MADDEWATA, LALOSU, PAJAGA: Perempuan dan Bissu dalam Lingkaran Pertunjukan Etnis Bugis

 


Maddewata berasal dari bahasa Bugus, “ma” artinya melakukan, “Dewata” dari dua kata “de” (tidak ada/tidak tampak) “watang” (fisik/tubuh/bentuk), yang bermakna sesuatu yang tidak tampak fisiknya/bentuknya/tubuhnya, dengan kata lain adalah Tuhan.
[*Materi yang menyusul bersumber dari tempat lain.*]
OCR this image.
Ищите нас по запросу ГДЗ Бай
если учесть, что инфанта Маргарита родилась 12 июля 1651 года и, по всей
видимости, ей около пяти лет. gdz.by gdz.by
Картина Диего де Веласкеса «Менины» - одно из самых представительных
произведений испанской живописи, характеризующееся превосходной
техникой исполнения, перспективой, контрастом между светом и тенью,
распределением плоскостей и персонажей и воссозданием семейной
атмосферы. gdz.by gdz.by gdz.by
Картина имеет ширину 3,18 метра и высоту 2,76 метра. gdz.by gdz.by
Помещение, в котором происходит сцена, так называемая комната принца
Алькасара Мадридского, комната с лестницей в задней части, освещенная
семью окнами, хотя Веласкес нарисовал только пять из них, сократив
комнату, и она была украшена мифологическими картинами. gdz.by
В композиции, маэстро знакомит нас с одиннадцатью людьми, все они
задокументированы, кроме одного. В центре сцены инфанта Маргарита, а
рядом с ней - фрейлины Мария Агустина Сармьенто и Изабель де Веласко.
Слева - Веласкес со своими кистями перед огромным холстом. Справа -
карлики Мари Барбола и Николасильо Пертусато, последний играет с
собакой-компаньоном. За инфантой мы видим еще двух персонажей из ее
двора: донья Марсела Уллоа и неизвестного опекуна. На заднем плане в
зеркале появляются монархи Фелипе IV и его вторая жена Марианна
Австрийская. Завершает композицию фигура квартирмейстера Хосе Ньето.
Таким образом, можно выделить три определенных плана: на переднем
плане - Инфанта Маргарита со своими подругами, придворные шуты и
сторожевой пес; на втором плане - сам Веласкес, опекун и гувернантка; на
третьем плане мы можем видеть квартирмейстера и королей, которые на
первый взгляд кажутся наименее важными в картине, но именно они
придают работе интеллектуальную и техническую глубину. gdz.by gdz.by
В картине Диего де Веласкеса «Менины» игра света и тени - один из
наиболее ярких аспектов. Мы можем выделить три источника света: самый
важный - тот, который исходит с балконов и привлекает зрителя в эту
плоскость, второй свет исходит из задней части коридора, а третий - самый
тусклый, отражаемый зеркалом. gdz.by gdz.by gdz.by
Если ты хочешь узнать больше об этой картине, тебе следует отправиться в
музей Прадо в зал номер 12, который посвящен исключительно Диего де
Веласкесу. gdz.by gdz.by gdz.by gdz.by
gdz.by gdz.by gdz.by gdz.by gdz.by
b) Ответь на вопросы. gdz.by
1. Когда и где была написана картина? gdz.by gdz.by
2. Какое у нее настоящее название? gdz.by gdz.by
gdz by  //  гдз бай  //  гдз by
Maddewata merupakan aktifitas yang dilakukan oleh masyarakat Bugis Kuno untuk memohon berkah, restu, keberhasilan dan keselamatan dari Yang Maha Kuasa/Dewata atas segala hajat yang dilakukan oleh manusia.

Maddewata (Sere Maddewata) kemudian lebih dikenal dalam masyarakat etnis Bugis, khususnya di wilayah Pammana sebagai Sere Bissu, karena keseluruhan rangkaian dari upacara Maddewata tersebut dipimpin dan diperankan oleh Bissu, yakni dimulai dari proses mattangnga esso (penentuan hari/persiapan hajatan) sampai dengan setelah berahirnya hajatan.

Bissu merupakan sebuah komunitas tradisional yang diyakini oleh masyarakat Bugis Wajo sebagai manusia suci, mempunyai kesaktian, tabib/dukun, penasehat dalam kerajaan sekaligus perantara dan penyampai kehendak antara makhluk di bumi (Alekawa/Butting lino) dengan makhluk di khayangan (Butting langi/buri’ langi’/dunia atas’) dan makhluk yang mendiami dasar laut (Butting ri Liu/Buri’ liu/dunia bawah) karena Bissu menguasai torilangi’, sekaligus penyambung lidah antara rakyat dengan Datu (Raja) yang memerintah dalam masyarakat Bugis Wajo.

Masyarakat Bugis Kuno meyakini, bahwa kehadiran Bissu di Bumi sebagai penyempurna dan penyeimbang dari kehadiran leluhur orang Bugis dibumi yakni Batara Guru (penghuni Buri langi’/kerajaan langit) yang kemudian mempersunting We Nyili Timo (penghuni dari Buri’ Liu/kerajaan dasar laut), sebagai penasehat dan pendidik putra-putri raja, sebagai pendeta kuno yang ditempati meminta nasehat tentang hari baik pelaksanaan hajatan, sebagai peramal baik-buruknya pertanian yang dilakukan oleh warga, menentukan hari baik membangun dan memidahkan rumah, dan segala seluk beluk aktifitas ritual keseharian masyarakat Bugis kuno.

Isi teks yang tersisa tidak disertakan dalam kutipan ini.